Dr Young and their associates thus orchestrate bullying and facilitate abuse online by holding fiefdom over specialist community pages and hashtags, mobilising support via the fragile egos of some senior scholars, and egged on by a small clique of core followers. They are clearly emboldened to take things one stage further and publish defamation in venues which claim to be subject to rigorous scholarly standards and peer-review. This is why this instance of defamation is particularly concerning.

Why this matters: a broader pattern of behaviours

Dr Helen Young is seemingly attempting to disseminate unsubstantiated allegations and flagrant abuse within the apparatus of prestigious academic publishers which affords their work with the superficial veneer of scholarly legitimacy and ethical standards.

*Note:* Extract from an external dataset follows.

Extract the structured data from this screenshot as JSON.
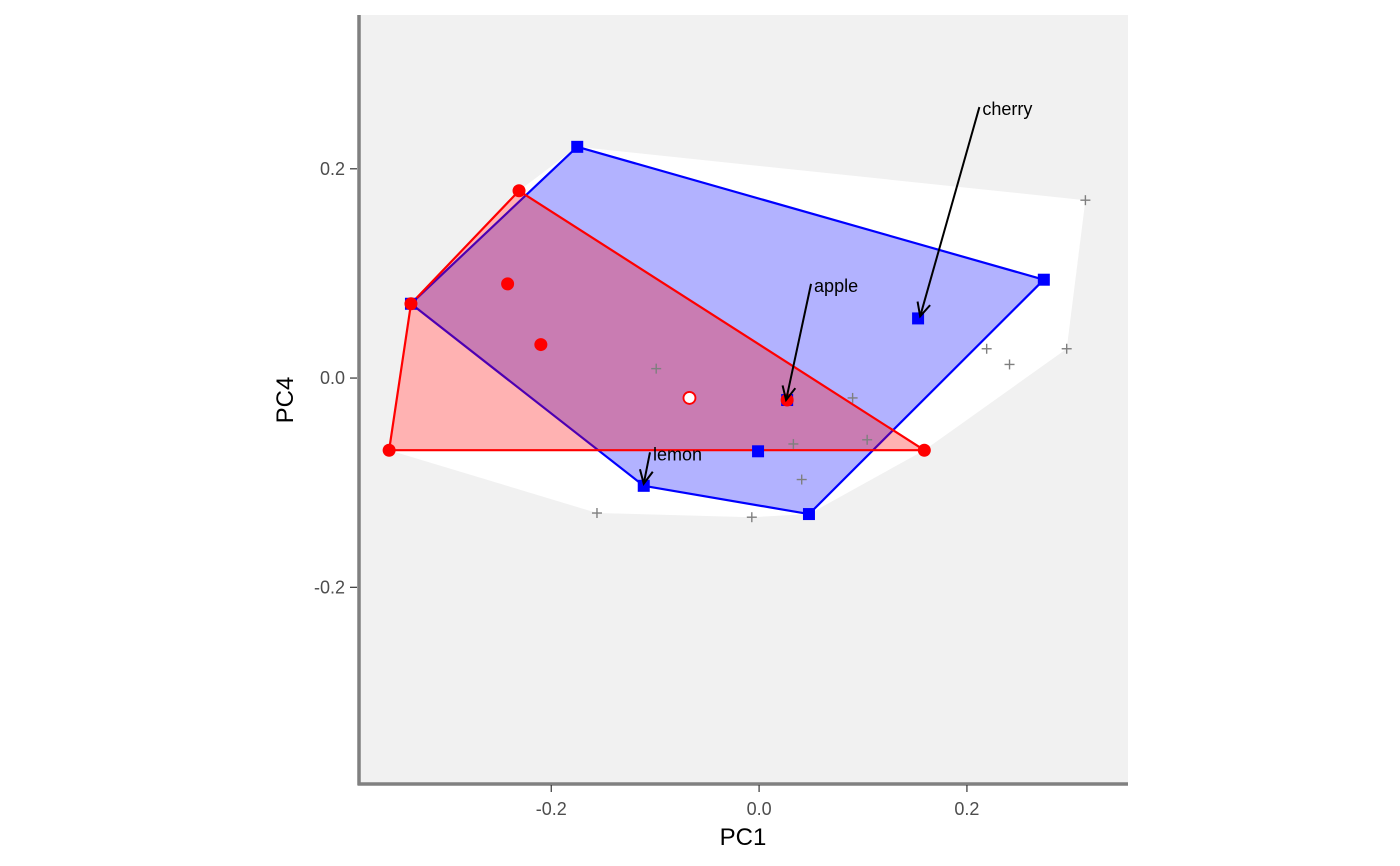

In the case of postmedieval, it is shameful that peer-reviewers, guest editors, past and present general editors and seemingly also the editorial manager and publisher have facilitated such abusive and unethical behaviours.

By their own admission, Professors Seaman and Farina ‘stand by’ the defamation of Dr Helen Young, falsely claiming they have had sight of evidence shared with them which they are unable to produce since it does not exist. Meanwhile, neither past nor present general editors, nor Palgrave Macmillan themselves, will recognise my complaint and requests for retraction.

As a community of scholars, we must adopt a zero-tolerance approach to these unethical and damaging behaviours and challenge those individuals, academic institutions and organisations, and also the academic publishers, who facilitate abuse and defamation.

Conclusion

I was unable to pursue this matter further in early 2021 since, from April onwards, I became involved in a redundancy process and subsequent campaigning in support of colleagues and departments under threat at other higher education institutions in the UK, including Leicester, Sheffield and Worcester. I also could not respond due to personal circumstances.

For these combined reasons, I was concerned regarding the impact of this defamation on myself, but also my family, friends, colleagues and students and thought it best to stay silent temporarily.

Only now do I have the time and fortitude to tackle this upsetting issue once again.

I fear posting this open letter risks drawing further attention to the defamation otherwise hidden in a relatively obscure academic venue. Likewise, it risks attracting more baseless online defamation from Dr Helen Young and her associates. Yet, Dr Helen Young and her editors chose to publish this to denigrate me and my work and this should not stand unopposed and without retraction.

Furthermore, Dr Helen Young’s defamation does not simply affect me; it brings the field of medieval studies, and the postmedieval journal itself, and the journal’s publisher into disrepute.

More importantly, I’m concerned that the tactics of Dr Helen Young and their associates will be replicated to discredit, bully and silence others, including others far more vulnerable than myself. Such behaviours stifle critical thinking and debate by creating a toxic environment for students and scholars alike as well as the wider publics we hope to involve in our work. Specifically, unethical and defamatory statements of the kind made by Dr Helen Young make medieval studies increasingly distant from the diverse and inclusive field we hope it can become.

For these reasons, Dr Helen Young’s lies must not be allowed to stand.

So, having tried to unsuccessfully resolve the matter privately earlier this year, I’m going public with this unfortunate and disturbing situation.

I now require an apology from the author of the defamatory piece (Dr Helen Young), postmedieval‘s editors and editorial board, and the publisher Palgrave McMillan.